Return of the Seven (AKA Return of the Magnificent Seven)
Dir: Burt Kennedy
1966
**
The follow up to the classic western The Magnificent Seven is anything but magnificent. There is barely even seven of them. Yul Brynner is the only person to return to the franchise with every other actor, producer and director moving on to better things. It was directed by Burt Kennedy, who was no John Sturges but was a pretty good western director with some pretty impressive (and underrated) titles under his belt and it was written by the great Larry Cohen, a writer/director I've always had a soft spot for who in all fairness is better suited to cheap horror rather than cowboy movies. Brynner doesn't quite have the same dynamic he had in the first film, he looks a little lethargic, like he had no enthusiasm for the project but the money was good. No one is really sure why Steve McQueen didn't return but why his character was replaced, rather than rewritten as someone else is more troubling.
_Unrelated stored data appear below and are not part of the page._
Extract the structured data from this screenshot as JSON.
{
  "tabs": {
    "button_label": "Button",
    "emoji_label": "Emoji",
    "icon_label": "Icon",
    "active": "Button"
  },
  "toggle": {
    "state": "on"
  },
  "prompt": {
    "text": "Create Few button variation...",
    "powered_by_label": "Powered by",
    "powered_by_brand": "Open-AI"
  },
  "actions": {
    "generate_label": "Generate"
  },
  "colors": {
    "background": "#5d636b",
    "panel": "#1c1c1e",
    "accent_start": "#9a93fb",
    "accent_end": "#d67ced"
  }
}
I like Robert Fuller but he neither looks nor sounds like McQueen and was an odd choice to play the role of Vin Tanner. He could have easily been written as someone else and the film would have been better for it. The same can be said for the character of Chico. While I didn't love Horst Buchholz character from the original film, replacing a German man with a Spaniard (Julian Mateos) is one of the worst continuity errors I've seen (the fact he was shot at least five times and still survived is just as puzzling). Chico stayed in the village after the end of the last film but how he literally became Mexican is beyond me? The rest of the seven suffer from a distinct lack of character development. I really liked Virgilio Teixeira's Luis (a charming bandit) and Warren Oates' Colbee, a gunslinger, comedian and ladies’ man. Claude Akin's silent gunslinger Frank and Jordan Christopher's bull/cock fighting Manuel failed to live up to their exciting introductions. Emilio Fernandez was a huge Mexican actor but his villainous Lorca never really had the threat or terror needed for the audience to really feel like the farmers were ever in real danger. The farmers themselves could have been played by cattle, it's certainly how they are treated. The story is similar to the first but with absolutely no panache. It's quite dull and uninteresting and woefully predictable, so much so that even Elmer Bernstein's booming score (which was nominated at the Academy Awards) couldn't muster the desired excitement of the first. It's no wonder they dropped the 'Magnificent' in the original title.